Adiós, adiós; bye; au revoir; arrivederci; adeus... ¡¡que te vayas de una vez!!

Así hemos despedido al ya pasado año, con un inmenso deseo de perderlo por fin de vista y, con él, expulsar de nuestra vida a todos los demonios que nos han acompañado durante tantos larguísimos meses. Queremos besos, abrazos, sinceros apretones de manos y todo lo que la pandemia nos ha robado, confinados en la soledad de un marco demasiado estrecho.

Y queremos que retorne la vida cultural, porque la salud no solo depende del cuerpo sino también de la mente y el intelecto precisa alimentos que la covid ha racionado hasta límites inviables.

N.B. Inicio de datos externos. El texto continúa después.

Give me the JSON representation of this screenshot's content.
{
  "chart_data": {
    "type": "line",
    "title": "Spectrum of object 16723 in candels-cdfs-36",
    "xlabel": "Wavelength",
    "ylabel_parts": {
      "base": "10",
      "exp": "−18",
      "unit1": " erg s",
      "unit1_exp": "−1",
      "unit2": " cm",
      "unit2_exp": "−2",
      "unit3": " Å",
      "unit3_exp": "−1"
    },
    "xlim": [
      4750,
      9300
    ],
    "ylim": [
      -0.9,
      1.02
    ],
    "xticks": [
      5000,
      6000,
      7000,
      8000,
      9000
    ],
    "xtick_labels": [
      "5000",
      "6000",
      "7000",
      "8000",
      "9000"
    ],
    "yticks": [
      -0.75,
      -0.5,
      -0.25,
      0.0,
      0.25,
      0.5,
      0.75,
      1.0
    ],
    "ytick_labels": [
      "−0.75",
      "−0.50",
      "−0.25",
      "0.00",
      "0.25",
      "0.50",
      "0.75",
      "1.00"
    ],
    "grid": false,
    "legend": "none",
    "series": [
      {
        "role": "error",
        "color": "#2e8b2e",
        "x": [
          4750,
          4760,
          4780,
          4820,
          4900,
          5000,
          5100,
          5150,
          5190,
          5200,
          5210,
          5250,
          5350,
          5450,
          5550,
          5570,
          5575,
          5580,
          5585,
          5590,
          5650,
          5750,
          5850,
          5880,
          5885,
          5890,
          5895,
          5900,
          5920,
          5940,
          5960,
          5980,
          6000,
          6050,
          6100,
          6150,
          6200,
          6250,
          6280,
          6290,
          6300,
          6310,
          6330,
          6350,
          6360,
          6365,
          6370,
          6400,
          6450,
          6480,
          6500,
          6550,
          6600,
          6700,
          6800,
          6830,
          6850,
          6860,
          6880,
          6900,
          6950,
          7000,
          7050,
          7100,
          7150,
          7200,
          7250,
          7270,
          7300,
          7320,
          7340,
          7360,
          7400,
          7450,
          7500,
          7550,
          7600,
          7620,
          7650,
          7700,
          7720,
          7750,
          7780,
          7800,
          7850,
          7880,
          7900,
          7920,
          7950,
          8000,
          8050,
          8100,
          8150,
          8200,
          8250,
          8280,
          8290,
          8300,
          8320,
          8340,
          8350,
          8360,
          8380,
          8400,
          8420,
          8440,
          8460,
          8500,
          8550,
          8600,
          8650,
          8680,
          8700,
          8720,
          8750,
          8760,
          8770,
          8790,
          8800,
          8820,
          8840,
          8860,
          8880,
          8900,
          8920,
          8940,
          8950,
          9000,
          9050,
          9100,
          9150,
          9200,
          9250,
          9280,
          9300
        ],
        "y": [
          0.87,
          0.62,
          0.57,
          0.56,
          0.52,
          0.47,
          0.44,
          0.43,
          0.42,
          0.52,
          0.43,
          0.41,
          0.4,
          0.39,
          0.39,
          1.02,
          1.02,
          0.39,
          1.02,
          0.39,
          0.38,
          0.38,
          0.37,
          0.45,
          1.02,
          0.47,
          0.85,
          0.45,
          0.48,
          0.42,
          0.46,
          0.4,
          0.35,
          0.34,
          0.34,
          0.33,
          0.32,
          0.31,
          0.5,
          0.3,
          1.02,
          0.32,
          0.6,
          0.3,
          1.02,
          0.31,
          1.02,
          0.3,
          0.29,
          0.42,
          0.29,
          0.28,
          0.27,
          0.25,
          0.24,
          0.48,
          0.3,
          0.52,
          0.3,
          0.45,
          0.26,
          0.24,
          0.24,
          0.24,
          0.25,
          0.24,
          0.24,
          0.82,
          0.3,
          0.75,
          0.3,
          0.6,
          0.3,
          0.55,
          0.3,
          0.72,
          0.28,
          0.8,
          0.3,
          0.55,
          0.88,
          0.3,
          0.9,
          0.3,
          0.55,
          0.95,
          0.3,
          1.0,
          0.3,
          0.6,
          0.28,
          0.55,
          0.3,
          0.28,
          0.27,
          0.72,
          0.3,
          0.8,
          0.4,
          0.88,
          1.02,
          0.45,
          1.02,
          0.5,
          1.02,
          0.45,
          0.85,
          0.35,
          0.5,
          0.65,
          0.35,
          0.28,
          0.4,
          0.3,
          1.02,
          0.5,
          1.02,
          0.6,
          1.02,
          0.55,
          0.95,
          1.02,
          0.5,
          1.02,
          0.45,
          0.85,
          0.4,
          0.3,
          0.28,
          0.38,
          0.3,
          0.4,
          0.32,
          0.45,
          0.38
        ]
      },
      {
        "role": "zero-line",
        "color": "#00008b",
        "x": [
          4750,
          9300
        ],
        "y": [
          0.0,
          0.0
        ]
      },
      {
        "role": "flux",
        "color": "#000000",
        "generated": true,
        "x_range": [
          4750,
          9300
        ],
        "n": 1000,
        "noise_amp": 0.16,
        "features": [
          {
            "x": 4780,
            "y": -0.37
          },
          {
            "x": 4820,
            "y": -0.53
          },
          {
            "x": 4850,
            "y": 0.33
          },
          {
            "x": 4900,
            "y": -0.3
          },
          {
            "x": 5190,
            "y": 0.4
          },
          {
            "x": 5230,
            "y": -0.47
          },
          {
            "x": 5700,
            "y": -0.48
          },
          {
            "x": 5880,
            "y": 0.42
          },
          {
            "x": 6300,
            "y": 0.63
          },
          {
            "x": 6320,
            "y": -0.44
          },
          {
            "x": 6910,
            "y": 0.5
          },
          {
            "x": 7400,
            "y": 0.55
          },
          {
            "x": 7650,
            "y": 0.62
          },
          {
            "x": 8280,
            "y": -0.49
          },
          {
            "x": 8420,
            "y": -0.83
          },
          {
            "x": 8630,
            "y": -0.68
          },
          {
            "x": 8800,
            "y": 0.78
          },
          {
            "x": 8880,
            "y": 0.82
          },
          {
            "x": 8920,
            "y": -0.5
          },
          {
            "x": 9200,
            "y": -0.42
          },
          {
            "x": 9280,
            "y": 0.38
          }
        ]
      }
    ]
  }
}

Salas y espacios que han bajado la persiana, muchos definitivamente; galas, ceremonias y actividades con un aforo restringidísimo, cuando han podido sobrevivir; el fantasma del paro y la ruina económica que acecha a muchos profesionales. Así mismo, el sector del libro ha padecido un severo quebranto, tanto para las editoriales como para los sufridos autores, aunque ya estamos más que acostumbrados a no obtener fruto material de nuestra labor, mientras que las librerías siguen esforzándose por explorar nuevas fórmulas para acercar el libro al lector.

¿Y la música? Pésimo panorama para los intérpretes que vivían de conciertos o festejos populares, los cuales no se han librado del eclipse absoluto de eventos. A pesar de todo, la música, especialmente la clásica, se ha erigido como un bálsamo purificador que a través de las ondas serena el espíritu y templa la levedad del ser. Es reconfortante escuchar en RNE a Martín Llade en 'Sinfonía de la mañana' o a Jon Bandrés en 'La hora azul', instantes supremos en los que la adversidad cotidiana se diluye y olvidamos el amenazador futuro inminente, cuyo desenlace se muestra tan esquivo para alentar la esperanza de retornar a la ansiada normalidad.